The random forest averages the predictions from multiple Classification and Regression trees (CARTs)36. Hence, it is an “ensemble learner”. The random forest has gained popularity due to its high level of performance, robustness to various data challenges (missing observations, rescaling of predictors etc.) and limited set of tunable hyperparameters. What is particular with the random forest is that each CART is fit using only a random subset of the available predictors. This random selection of predictors has been shown to boost the predictive performance by limiting inefficient dependency across individual CARTs.
Both the LASSO and random forest models were estimated on the full set of covariates, i.e., both sociodemographic data, health care utilization data, vaccine status and virus type. The outcome was a binary indicator of the post-COVID condition. The models were tuned using 10-fold cross validation with the same folds across model types, and performance was assessed on the same hold-out sample (20%). Using bootstrapping, we also estimated the confidence intervals of their performance (area under the curve).

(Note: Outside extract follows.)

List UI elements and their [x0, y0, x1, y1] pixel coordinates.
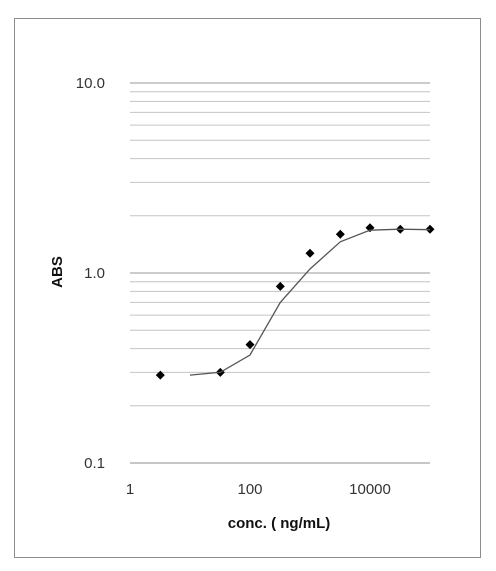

We extended our machine learning models in two directions. First, to explore the potential for improving the AUC score by adding complexity, we also estimated models where we split each ICPC chapter into symptom (00–29) and diagnoses codes (30–79). Moreover, instead of a binary marker for primary healthcare we counted the number of visits for each symptom and diagnosis. Second, to explore the potential for simplifying the model in order to make it more clinically relevant, we estimated models which only a small set of strong predictors.
All prediction analysis was done within the Tidymodels machine learning framework. The confidence intervals for the area under the curve were estimated with the pROC-package, using the Delong-method37. All analyses were run in R (v.4.0.2), using the packages tidyverse (v.1.3.2), broom (v.1.0.2), tidymodels (v.0.1.4), ranger (v.0.13.1), and glmnet (v.4.1–3). The data from the different registers were linked in R using the RODBC-package (v.1.3-19).
Inclusion and ethics
The Ethics Committee of South-East Norway confirmed on June 4, 2020 that external ethical board review was not required (#153204). The data sources (The emergency preparedness register for COVID-19) were established and handled in accordance with the Health Preparedness Act §2-4 (11), enabling a quick and responsive way for the Norwegian government to access knowledge of how to handle the pandemic. Hence, the data and analysis were regarded by the ethical committee to respond to research aims not falling under the Law of Health Research §§ 2 and 4a. Informed consent from participants was not required, since the study was based on routinely collected administrative register data. Data from the different registers were linked by the certified researchers and using an encrypted personal ID-variable. Unencrypted ID-numbers were not available to the researchers. All methods were carried out in accordance with relevant guidelines and regulations. To protect participant privacy and security of personal data, all data were handled under strict confidentiality and access control as described in the Norwegian Institute of Public Health’s internal documentation.
Further information on research design is available in the Nature Portfolio Reporting Summary linked to this article.